A country so embracing that, eventually, her people feel like your own family.
There’s so much I’ll miss about Colombia (I’ve already started trying to convince my new employers at www.trip.me to send me back for an “inspection trip”). Everything from drinking a few Pokers in a Chapinero tienda to lazing on a beach in Tayrona. I’ll miss the team at See Colombia Travel, who for the past 3 years have been like family to me (thanks for that, guys). I’ll miss playing football on Fridays; I’ll miss Wok; I’ll miss Usaquen on Sunday; I’ll miss spending 5 minutes asking “how are you” in various ways; I’ll miss people getting unfathomably excited about a piece of meat, some beans and some rice; I’ll miss the opportunities; I’ll miss the coffee; I’ll miss chatting to taxi drivers; I’ll miss salsa; I’ll miss ajiaco; I’ll miss getting my alcohol in a box; I’ll miss the hope and the cheer; I’ll miss the people. So thanks, Colombia, it’s been incredible. Life-changing. I’ll be back.
We stumble out of the club at 3am.
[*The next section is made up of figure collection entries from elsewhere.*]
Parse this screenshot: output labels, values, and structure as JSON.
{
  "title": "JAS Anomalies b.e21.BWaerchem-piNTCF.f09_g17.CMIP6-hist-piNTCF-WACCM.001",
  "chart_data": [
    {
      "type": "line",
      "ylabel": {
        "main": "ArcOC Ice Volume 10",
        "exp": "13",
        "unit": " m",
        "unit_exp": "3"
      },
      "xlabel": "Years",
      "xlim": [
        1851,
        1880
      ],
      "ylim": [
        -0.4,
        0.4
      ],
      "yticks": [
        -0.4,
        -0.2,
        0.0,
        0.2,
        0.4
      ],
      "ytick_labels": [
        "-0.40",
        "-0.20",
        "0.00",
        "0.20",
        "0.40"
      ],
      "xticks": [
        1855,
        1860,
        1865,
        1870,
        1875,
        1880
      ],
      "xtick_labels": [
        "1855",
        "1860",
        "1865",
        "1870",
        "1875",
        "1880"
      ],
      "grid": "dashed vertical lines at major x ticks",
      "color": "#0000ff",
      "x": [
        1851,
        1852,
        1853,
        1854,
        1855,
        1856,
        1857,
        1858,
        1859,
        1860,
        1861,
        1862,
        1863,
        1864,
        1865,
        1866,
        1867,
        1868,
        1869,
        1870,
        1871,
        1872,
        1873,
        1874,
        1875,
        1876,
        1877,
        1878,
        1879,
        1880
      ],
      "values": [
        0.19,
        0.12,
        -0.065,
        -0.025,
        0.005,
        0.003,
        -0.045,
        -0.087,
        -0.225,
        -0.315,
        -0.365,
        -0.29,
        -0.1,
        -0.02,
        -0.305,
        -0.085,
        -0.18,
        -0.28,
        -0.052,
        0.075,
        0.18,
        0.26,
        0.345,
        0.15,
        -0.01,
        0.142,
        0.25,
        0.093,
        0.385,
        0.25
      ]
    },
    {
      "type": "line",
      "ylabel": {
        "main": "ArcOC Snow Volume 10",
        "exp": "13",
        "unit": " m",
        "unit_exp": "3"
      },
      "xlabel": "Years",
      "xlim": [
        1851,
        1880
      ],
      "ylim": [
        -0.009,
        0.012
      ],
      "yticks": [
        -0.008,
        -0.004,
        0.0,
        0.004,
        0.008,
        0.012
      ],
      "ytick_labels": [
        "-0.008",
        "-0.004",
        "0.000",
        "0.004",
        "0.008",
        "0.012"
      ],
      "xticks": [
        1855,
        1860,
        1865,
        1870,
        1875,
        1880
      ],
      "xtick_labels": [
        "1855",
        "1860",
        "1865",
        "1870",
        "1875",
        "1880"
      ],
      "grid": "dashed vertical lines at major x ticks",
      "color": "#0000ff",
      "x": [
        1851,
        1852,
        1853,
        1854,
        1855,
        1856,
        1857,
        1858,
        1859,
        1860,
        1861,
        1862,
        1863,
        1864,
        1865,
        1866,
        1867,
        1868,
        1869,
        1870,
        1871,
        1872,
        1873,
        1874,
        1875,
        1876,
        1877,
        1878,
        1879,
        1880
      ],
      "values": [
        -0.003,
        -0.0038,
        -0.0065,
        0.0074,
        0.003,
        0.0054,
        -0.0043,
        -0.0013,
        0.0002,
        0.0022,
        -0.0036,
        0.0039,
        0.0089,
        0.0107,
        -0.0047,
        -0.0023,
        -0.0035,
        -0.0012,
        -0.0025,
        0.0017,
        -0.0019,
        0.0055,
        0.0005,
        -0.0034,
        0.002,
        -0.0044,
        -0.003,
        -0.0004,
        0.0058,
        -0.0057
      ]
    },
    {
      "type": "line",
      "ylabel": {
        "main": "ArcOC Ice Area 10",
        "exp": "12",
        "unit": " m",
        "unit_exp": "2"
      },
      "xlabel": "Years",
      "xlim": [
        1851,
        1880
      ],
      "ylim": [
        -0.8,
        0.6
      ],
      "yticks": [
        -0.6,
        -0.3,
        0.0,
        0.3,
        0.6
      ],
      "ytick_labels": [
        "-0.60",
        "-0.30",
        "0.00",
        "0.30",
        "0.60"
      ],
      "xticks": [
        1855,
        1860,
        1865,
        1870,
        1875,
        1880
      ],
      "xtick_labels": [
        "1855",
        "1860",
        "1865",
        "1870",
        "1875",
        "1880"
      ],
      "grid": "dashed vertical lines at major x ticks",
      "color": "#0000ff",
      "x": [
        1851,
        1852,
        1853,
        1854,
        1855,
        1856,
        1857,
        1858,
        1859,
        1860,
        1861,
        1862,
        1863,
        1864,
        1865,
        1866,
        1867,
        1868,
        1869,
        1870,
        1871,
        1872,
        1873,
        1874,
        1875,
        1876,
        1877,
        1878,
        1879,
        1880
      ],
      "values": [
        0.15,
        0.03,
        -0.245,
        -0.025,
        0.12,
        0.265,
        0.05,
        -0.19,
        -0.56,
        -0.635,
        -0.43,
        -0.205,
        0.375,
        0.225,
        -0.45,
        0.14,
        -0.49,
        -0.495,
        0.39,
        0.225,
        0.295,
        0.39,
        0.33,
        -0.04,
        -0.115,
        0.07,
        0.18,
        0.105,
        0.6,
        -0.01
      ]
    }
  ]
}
My girlfriend complains that her feet hurt from dancing too much. We consider where to go next and inevitably end up at someone’s house, where we drink more rum, more beer, more aguardiente. And, among the murmur of our exhausted chatter, the strains of reggaeton from across the road, the patter of cardboard being folded and the trot of a tired horse’s hoof, I have an underlying sense that, somehow, everyone is happy. Trying to be.
That’s how I’ll always remember my dear home, Colombia.